Third is Batch Normalization [1] which stabilizes learning by normalizing the input to each unit to have zero mean and unit variance. This helps deal with training problems that arise due to poor initialization and helps gradient flow in deeper models. This proved critical to get deep generators to begin learning, preventing the generator from collapsing all samples to a single point which is a common failure mode observed in GANs. Directly applying batchnorm to all layers however, resulted in sample oscillation and model instability. This was avoided by not applying batchnorm to the generator output layer and the discriminator input layer.

thus, the authors have experimented with Batch Normalization on all layers, but this approach resulted in model instability. They ultimately avoided Batch Normalization on the Generator's output layer, and Discriminator's input layer. These correspond to "raw image layers" (the output of the generator is an image, as well as the input of the discriminator). Using your notation, it would be something like:

$$G: z \rightarrow (C + BN + A)_{1} \rightarrow (C + A)_{2} \rightarrow O$$ $$D: I \rightarrow (C + A)_{1} \rightarrow (C + BN + A)_{2} \rightarrow h_{1} \rightarrow h_{2} \rightarrow O$$

where $$G$$ stands for Generator, $$D$$ for Discriminator, $$C$$ for convolution, $$BN$$ for batchnorm, $$A$$ for activation and $$D_{i}$$ for dense layers.
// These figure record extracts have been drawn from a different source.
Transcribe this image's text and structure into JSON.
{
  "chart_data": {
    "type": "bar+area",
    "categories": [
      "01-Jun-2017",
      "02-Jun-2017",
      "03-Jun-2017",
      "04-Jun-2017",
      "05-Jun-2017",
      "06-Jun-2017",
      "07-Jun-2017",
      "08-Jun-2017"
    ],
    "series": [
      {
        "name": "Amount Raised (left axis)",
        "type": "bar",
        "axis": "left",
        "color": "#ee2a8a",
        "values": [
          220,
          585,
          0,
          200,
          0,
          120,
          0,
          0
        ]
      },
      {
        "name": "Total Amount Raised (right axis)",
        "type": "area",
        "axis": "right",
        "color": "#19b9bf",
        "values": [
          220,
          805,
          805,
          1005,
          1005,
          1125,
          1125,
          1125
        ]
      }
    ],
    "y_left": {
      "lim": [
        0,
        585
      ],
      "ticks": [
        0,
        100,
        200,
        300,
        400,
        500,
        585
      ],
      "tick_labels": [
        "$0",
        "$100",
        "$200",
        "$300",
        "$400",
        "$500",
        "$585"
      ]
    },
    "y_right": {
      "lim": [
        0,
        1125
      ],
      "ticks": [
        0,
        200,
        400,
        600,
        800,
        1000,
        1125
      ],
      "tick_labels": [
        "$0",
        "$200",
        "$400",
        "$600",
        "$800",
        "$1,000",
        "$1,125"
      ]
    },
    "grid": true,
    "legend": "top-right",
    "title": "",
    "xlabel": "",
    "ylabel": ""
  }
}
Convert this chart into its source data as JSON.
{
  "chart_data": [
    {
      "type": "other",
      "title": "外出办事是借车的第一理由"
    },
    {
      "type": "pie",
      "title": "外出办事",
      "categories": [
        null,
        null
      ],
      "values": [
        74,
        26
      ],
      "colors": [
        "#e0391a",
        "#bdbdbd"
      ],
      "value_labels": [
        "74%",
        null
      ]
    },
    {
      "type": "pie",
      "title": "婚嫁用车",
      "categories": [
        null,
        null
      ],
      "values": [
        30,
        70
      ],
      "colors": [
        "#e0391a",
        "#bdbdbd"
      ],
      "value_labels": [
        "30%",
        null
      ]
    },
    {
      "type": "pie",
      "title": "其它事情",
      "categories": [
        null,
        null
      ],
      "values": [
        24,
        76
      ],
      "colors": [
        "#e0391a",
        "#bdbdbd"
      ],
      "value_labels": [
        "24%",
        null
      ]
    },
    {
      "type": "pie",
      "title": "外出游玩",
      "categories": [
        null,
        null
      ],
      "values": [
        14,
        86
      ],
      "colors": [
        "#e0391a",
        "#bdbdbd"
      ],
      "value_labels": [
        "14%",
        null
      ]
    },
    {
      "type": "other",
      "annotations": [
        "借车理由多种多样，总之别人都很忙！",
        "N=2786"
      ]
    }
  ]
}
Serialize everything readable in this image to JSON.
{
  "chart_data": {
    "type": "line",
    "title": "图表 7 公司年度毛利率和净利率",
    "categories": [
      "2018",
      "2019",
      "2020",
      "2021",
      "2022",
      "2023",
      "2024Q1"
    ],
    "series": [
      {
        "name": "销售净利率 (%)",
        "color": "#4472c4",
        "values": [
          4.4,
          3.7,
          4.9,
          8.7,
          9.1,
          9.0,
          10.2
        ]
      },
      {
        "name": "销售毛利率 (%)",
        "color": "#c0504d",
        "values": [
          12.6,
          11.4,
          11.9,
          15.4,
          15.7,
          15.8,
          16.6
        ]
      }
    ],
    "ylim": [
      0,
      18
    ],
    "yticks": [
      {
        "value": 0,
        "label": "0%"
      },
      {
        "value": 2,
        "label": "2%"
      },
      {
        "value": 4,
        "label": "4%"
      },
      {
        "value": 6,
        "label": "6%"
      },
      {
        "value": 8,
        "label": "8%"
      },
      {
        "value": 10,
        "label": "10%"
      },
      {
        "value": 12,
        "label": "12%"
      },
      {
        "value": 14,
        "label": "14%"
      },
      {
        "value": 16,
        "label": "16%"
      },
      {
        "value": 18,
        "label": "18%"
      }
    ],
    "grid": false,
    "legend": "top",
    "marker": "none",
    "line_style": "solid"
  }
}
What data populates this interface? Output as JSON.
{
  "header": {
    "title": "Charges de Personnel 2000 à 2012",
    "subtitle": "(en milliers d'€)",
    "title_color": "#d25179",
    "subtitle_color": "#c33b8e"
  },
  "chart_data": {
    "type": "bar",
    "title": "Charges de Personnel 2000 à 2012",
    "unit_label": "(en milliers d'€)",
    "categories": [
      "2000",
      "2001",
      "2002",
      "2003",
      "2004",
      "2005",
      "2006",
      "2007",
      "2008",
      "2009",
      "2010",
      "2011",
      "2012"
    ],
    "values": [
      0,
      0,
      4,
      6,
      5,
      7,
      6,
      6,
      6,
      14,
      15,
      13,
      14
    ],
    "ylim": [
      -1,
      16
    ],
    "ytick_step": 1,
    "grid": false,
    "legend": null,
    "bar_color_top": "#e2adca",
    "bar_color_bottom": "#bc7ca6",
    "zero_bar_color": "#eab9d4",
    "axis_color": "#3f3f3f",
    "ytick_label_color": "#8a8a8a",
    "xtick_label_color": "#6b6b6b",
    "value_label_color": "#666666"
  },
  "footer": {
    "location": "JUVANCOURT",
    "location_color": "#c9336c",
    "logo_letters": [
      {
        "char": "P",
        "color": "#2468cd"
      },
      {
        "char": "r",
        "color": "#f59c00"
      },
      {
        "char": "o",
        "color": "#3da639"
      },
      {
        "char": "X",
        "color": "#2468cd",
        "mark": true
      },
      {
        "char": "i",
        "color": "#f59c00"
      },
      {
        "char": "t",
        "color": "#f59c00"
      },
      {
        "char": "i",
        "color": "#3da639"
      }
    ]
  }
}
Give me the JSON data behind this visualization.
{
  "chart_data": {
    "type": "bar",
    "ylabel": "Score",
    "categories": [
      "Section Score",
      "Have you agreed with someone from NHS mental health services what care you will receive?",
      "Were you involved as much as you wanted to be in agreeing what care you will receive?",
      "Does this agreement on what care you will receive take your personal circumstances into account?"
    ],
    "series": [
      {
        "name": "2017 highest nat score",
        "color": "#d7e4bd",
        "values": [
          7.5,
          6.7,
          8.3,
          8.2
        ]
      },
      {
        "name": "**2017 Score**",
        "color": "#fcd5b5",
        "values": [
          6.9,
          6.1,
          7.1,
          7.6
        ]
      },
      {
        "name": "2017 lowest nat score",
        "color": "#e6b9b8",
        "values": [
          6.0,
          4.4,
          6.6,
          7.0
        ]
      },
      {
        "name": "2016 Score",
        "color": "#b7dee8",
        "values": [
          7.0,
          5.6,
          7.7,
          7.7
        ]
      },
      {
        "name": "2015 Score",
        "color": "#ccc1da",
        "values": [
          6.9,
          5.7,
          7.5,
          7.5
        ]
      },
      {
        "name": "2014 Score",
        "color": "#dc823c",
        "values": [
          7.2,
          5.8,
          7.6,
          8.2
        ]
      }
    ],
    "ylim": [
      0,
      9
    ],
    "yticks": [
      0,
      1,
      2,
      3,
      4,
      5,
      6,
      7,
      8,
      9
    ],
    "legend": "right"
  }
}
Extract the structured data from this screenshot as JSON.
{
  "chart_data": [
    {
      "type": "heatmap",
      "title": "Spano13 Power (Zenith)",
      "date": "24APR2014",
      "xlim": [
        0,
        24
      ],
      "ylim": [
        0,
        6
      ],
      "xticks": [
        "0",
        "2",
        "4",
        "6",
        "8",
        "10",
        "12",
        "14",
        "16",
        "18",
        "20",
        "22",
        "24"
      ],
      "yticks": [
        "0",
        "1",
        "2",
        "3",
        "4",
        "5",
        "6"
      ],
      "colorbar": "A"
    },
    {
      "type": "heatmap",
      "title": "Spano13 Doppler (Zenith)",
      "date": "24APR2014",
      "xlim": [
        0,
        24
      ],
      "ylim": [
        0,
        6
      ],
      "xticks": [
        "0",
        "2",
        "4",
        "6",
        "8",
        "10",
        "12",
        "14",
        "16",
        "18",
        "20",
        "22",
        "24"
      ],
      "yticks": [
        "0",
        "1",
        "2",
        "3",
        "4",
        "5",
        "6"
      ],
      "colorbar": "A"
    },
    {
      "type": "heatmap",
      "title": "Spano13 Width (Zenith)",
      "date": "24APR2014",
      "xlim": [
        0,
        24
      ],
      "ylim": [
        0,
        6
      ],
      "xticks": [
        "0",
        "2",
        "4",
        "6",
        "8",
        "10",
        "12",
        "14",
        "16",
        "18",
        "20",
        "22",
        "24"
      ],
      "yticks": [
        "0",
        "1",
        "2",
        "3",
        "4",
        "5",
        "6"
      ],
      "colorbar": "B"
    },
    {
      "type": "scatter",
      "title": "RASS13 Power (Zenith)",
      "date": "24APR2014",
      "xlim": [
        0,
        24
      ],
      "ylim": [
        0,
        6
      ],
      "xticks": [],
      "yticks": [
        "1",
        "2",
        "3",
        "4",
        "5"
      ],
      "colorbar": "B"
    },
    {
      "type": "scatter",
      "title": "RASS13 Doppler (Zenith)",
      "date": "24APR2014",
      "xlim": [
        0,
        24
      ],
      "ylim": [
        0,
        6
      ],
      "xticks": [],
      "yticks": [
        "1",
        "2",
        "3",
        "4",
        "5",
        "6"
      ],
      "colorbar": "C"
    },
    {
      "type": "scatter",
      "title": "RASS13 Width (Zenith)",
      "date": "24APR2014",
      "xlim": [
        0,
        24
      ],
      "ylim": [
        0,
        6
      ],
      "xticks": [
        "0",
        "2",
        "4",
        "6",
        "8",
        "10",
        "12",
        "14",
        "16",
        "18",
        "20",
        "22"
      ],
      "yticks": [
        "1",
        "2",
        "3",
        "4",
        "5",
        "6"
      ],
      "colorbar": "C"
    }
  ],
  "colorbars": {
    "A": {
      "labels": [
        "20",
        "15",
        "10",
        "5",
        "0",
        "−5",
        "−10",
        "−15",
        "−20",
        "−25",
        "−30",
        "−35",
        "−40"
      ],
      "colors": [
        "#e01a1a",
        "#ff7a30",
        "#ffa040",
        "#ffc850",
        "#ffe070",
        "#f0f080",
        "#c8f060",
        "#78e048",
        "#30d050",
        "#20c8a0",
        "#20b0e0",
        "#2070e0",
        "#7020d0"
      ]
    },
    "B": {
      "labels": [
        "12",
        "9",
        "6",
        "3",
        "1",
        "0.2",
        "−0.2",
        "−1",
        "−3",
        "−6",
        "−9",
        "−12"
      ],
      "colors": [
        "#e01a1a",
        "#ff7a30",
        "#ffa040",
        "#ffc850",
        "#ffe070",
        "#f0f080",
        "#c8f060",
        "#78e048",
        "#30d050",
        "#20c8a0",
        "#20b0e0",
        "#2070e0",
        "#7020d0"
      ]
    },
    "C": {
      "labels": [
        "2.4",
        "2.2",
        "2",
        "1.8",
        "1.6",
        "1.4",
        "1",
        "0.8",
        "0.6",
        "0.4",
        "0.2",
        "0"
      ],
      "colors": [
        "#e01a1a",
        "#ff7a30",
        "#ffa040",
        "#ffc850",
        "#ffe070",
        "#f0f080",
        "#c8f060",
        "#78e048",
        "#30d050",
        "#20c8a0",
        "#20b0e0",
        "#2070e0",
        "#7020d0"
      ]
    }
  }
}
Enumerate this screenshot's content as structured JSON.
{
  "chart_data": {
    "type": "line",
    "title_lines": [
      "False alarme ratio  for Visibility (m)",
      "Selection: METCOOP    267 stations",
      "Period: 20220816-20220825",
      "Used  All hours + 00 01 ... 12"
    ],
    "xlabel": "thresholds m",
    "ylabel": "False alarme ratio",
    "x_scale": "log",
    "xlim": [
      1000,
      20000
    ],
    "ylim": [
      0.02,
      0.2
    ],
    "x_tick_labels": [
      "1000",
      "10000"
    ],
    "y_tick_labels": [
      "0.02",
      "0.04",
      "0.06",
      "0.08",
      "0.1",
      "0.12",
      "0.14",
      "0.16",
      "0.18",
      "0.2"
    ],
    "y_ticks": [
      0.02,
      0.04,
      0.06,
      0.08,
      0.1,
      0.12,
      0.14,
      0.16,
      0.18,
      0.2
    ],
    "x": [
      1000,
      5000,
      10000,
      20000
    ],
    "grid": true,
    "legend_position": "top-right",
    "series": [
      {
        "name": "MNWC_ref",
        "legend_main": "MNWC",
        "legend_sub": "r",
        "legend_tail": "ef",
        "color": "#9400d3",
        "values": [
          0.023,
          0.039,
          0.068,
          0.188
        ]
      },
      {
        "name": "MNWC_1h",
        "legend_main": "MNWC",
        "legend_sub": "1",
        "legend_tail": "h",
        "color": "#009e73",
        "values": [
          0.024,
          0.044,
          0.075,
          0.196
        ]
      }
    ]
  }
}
Beyond a Gaussian Denoiser: Residual Learning of Deep CNN for Image Denoising [3]. In Figure 1., the authors show their proposed architecture that applies the same logic. Neither the first convolutional layer, neither the last use Batch Normalization. Although the authors make their point in justifying the usage of residual learning + Batch Normalization, the paper does not justify this architectural choice. The network would look something like this:

$$I \rightarrow (C + A)_{1} \rightarrow (C + BN + A)_{2} \rightarrow \cdots \rightarrow (C + BN + A)_{n} \rightarrow C \rightarrow O$$

Deep Residual Learning for Image Recognition [4]. This paper proposes a different scheme, as it applies Batch Normalization after each convolution operation on convolutional layers (thus including the input).

To sum up some papers use it only on the "hidden convolutional blocks", others on all of them. My advice is that, if you have the time, you should compare the two approaches. Remark: maybe I am unaware of some further development on the matter that gives a precise argument in favor of whether of these approaches.

## References

[1] Ioffe, S., & Szegedy, C. (2015, June). Batch normalization: Accelerating deep network training by reducing internal covariate shift. In International conference on machine learning (pp. 448-456). PMLR.

[2] Radford, A., Metz, L., & Chintala, S. (2015). Unsupervised representation learning with deep convolutional generative adversarial networks. arXiv preprint arXiv:1511.06434.

[3] Zhang, K., Zuo, W., Chen, Y., Meng, D., & Zhang, L. (2017). Beyond a gaussian denoiser: Residual learning of deep cnn for image denoising. IEEE transactions on image processing, 26(7), 3142-3155.

[4] He, K., Zhang, X., Ren, S., & Sun, J. (2016). Deep residual learning for image recognition. In Proceedings of the IEEE conference on computer vision and pattern recognition (pp. 770-778).